The finding that a history of physical abuse was associated with an increased risk for lifetime substance use disorder and recent marijuana dependence is consistent with previous studies in bipolar and non-bipolar population.50–52
A history of sexual abuse being associated with decreased risk for recent SUDs and recent alcohol dependence were unexpected although it was also associated with a trend increase in risk for lifetime cocaine dependence (). Since majority of missing data in our study was due to the lack record of a history of sexual abuse, it remains unclear if these missing cases had impacted the regression results.
Taken together, it may be advantageous for clinicians to pay more attention to drug and alcohol problem in patients with male gender, bipolar I subtype, comorbid anxiety disorder, especially GAD, and history of trauma, especially physical abuse during an initial interview and treatment. In addition, it may be important to ask substance abuse related questions when alcohol problem is present or vice versa.

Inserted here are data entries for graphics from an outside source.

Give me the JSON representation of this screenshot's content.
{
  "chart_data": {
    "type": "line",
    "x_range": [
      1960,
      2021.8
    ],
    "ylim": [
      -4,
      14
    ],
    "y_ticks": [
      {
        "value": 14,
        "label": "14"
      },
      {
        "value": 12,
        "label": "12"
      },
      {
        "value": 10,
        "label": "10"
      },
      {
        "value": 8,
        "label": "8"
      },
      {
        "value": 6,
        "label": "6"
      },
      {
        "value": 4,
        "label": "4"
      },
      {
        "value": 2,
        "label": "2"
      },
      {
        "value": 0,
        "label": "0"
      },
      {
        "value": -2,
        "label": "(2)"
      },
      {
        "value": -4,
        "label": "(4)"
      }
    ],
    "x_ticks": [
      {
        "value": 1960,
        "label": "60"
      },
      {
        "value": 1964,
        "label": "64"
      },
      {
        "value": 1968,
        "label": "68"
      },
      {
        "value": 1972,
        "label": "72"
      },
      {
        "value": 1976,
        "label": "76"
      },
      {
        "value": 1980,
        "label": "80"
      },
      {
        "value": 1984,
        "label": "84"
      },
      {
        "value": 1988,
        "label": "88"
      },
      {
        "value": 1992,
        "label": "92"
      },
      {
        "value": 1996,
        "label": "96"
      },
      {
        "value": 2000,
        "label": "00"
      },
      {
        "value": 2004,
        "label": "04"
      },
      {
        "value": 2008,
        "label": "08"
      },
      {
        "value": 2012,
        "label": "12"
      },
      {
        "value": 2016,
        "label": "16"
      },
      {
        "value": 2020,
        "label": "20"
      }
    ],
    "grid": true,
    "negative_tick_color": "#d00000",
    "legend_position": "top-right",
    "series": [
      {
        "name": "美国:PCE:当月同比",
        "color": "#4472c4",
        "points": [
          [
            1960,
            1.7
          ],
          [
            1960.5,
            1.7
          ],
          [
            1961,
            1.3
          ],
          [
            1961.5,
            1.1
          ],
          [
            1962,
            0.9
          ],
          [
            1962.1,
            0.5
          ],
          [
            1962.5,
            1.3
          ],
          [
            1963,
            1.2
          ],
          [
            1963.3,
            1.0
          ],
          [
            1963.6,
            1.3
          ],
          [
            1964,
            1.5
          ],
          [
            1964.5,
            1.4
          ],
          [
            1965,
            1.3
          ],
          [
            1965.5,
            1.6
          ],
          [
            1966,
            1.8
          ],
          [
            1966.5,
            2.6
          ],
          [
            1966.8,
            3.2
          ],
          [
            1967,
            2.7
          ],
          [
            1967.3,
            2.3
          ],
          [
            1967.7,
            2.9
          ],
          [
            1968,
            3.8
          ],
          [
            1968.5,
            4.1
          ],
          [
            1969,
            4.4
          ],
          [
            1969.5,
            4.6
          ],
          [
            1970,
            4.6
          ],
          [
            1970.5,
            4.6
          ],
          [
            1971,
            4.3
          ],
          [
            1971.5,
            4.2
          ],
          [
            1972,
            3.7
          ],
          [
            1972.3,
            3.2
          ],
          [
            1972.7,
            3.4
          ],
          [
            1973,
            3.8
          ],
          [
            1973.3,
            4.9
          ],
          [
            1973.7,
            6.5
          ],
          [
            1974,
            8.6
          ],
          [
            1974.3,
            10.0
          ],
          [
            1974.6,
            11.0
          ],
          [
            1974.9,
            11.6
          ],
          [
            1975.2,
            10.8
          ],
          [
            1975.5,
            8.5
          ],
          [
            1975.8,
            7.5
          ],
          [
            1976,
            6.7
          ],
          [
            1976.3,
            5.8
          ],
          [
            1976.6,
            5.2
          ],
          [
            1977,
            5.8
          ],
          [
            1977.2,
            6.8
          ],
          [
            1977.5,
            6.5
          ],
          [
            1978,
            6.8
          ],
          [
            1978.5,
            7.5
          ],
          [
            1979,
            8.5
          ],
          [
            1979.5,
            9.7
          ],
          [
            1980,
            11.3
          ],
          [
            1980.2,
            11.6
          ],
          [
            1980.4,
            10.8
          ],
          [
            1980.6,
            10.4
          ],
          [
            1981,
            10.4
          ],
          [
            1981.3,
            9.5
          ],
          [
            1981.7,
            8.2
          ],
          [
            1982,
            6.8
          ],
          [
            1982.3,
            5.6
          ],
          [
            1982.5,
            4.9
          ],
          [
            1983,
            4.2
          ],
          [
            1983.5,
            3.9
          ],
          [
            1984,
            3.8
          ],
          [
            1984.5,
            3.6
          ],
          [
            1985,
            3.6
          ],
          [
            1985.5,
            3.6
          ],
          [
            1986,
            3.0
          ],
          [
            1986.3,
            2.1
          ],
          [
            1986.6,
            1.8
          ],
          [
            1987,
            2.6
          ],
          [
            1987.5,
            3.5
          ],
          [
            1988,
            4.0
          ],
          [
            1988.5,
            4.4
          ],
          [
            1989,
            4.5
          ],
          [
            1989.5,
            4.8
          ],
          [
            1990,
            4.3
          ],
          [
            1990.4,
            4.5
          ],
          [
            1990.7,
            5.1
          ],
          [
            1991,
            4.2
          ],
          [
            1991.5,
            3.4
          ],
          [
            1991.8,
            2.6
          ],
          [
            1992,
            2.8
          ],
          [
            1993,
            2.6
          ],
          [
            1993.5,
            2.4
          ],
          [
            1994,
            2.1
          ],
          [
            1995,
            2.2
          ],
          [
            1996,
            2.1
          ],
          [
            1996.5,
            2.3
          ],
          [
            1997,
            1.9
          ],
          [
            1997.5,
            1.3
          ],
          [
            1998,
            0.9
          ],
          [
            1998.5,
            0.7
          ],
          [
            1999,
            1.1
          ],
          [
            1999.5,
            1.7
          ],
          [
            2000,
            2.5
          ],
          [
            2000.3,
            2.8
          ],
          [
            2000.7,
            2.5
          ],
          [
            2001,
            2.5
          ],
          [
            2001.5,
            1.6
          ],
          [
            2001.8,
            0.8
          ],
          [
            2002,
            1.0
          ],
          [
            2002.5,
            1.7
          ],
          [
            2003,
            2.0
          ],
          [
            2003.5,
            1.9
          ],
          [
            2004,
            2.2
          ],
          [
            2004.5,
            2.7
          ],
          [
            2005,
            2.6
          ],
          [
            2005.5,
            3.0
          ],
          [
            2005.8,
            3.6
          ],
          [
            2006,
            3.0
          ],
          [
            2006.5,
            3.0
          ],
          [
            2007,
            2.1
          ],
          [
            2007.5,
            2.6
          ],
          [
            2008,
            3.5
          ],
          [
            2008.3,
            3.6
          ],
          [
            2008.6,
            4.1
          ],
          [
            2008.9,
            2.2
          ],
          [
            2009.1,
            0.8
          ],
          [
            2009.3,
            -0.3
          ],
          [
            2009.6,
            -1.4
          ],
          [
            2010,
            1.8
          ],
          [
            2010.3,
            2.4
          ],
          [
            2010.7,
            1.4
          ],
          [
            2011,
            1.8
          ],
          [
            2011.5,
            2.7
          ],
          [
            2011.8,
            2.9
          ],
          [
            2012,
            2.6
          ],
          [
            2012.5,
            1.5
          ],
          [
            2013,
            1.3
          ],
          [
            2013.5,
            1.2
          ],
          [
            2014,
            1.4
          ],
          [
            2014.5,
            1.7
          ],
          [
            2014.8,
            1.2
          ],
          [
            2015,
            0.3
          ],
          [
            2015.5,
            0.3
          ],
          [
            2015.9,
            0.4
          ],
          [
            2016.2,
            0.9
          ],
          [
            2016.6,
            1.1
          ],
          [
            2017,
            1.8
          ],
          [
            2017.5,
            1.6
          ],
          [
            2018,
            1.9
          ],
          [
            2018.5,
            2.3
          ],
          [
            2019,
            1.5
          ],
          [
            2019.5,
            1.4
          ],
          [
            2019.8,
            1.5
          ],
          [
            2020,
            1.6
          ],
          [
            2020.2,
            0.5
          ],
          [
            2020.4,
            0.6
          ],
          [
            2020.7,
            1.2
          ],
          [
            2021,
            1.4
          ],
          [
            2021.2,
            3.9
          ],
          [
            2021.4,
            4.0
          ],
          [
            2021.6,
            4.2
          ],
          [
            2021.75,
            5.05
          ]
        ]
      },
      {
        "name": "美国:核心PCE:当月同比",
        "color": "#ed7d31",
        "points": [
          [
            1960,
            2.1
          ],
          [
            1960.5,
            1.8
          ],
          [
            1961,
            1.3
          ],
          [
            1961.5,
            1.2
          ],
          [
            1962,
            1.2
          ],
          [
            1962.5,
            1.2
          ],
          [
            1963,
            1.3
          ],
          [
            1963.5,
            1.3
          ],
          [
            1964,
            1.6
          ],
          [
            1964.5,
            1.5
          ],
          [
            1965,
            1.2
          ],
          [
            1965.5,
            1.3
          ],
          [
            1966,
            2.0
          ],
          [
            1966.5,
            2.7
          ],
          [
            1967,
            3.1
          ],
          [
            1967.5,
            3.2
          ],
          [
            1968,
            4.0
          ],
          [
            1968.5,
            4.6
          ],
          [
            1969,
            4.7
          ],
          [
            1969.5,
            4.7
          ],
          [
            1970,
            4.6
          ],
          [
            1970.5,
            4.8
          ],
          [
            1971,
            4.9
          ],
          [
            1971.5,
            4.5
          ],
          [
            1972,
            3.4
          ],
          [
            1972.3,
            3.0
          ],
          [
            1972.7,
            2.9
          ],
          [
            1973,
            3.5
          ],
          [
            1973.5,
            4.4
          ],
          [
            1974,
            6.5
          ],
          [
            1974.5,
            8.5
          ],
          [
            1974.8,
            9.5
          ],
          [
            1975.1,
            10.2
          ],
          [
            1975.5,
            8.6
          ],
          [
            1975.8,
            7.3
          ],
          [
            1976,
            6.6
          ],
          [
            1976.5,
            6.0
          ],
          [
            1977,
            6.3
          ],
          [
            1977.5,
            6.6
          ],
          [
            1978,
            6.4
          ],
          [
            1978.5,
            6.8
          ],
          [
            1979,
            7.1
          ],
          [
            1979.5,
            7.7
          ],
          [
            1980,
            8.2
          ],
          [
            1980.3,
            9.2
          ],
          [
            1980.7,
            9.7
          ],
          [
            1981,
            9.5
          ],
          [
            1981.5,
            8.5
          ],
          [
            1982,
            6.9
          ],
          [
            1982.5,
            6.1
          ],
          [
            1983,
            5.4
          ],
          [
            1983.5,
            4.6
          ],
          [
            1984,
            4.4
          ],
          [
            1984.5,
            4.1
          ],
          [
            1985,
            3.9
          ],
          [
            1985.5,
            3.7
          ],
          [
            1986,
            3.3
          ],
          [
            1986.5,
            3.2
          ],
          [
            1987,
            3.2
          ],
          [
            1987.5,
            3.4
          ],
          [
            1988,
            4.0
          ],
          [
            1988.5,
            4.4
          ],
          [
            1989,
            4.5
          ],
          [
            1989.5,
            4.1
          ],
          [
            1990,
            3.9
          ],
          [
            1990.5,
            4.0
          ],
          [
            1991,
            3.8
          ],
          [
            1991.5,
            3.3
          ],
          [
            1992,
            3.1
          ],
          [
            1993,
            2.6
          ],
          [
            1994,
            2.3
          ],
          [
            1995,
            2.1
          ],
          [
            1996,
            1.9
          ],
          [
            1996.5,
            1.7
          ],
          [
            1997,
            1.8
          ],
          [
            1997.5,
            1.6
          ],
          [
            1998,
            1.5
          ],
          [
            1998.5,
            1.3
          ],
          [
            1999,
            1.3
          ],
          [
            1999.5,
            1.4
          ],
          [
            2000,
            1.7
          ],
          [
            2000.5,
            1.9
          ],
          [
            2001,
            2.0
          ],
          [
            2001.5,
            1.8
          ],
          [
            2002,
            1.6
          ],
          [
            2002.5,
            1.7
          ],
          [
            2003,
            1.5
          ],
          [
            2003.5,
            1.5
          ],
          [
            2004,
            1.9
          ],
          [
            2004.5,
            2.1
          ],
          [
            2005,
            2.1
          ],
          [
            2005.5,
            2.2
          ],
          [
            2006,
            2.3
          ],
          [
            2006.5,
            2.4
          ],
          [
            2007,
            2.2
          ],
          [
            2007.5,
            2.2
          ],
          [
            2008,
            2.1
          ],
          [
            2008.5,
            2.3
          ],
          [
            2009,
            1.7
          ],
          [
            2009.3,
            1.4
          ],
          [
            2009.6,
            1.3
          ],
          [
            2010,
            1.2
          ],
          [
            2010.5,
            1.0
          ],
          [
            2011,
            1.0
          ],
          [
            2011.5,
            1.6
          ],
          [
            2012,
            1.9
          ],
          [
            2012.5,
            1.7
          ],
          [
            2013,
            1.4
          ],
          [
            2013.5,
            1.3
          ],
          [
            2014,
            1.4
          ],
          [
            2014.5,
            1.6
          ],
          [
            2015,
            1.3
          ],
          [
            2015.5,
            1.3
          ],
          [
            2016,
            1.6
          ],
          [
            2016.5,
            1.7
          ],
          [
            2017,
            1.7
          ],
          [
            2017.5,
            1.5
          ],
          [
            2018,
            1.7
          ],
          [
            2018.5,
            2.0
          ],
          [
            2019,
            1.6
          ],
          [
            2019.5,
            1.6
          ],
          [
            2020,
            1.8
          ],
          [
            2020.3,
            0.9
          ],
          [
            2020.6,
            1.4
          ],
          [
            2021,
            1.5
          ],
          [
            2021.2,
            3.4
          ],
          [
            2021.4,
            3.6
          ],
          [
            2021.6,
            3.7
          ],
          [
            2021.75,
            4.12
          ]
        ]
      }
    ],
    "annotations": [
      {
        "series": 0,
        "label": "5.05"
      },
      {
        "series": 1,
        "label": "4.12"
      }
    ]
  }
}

These findings should be considered in view of several methodological limitations. First, data obtained in this study was retrospective, cross-sectional, and involved four studies. Second, not all anxiety disorders were assessed, so some individuals with other anxiety disorder alone (e.g., PTSD, social phobia) could be misclassified as having no anxiety disorder. Third, as with most psychiatric cross-sectional phenomenological studies relying upon the recall of history by patients, the diagnoses and historical variables might not be accurate, although the required presence of a significant other(s) during the initial evaluation was used to minimize such potential inaccuracy. Fourth, since differences in clinical correlates between bipolar patients with RCBD and those without RCBD have been reported,36,53
therefore, our results might not be generalizable to other bipolar populations. Fifth, not adjusting for multiple comparisons may increase the chance of Type I error. Sixth, although we tried to control for potential confounding factors, factors were not forced to remain in the model could still potentially affect the final results.